Home >Backend Development >Python Tutorial >A summary of python Chinese garbled problems
Running similar code like this:
#!/usr/bin/env python s="中文" print s
I often encounter this problem recently:
Problem 1: SyntaxError: Non-ASCII character 'xe4' in file E:codingpythonUntitled 6.py on line 3, but no encoding declared; see http://www.python.org/peps/pep-0263.html for details
Question 2: UnicodeDecodeError: 'ascii' codec can't decode byte 0xe5 in position 108: ordinal not in range(128)
Question 3: UnicodeEncodeError: 'gb2312' codec can't encode character u'u2014' in position 72366: illegal multibyte sequence
These are all issues related to character encoding, very depressing, Chinese always I couldn’t figure it out, so I looked for a lot of solutions. Here are some of the solutions I found a few days ago. Let me share them with you
The internal representation of strings in Python is unicode encoding.
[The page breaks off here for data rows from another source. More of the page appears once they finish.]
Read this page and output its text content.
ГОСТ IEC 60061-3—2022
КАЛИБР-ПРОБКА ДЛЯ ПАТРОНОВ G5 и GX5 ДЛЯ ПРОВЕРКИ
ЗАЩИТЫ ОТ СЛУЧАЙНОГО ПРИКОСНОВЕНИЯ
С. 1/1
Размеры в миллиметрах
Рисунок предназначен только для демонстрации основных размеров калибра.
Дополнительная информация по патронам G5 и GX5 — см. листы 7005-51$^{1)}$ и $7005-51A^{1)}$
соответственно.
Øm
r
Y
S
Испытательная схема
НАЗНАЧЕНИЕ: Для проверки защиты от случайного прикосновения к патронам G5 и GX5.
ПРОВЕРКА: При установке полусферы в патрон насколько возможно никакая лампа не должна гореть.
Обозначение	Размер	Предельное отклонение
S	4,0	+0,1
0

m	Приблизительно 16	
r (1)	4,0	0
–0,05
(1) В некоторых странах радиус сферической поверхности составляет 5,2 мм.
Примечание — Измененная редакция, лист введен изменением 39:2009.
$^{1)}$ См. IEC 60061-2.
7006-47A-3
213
Therefore, when doing encoding conversion, usually Unicode needs to be used as the intermediate encoding, that is, strings of other encodings are first decoded into unicode, and then encoded from unicode into another encoding.
The function of decode is to convert other encoded strings into unicode encoding, such as str1.decode('gb2312'), which means converting the gb2312 encoded string str1 into unicode encoding.
The function of encode is to convert unicode encoding into other encoded strings, such as str2.encode('gb2312'), which means converting unicode encoded string str2 into gb2312 encoding.
In some IDEs, the output of strings always appears garbled, or even errors. This is actually because the IDE's result output console itself cannot display the encoding of the string, rather than a problem with the program itself.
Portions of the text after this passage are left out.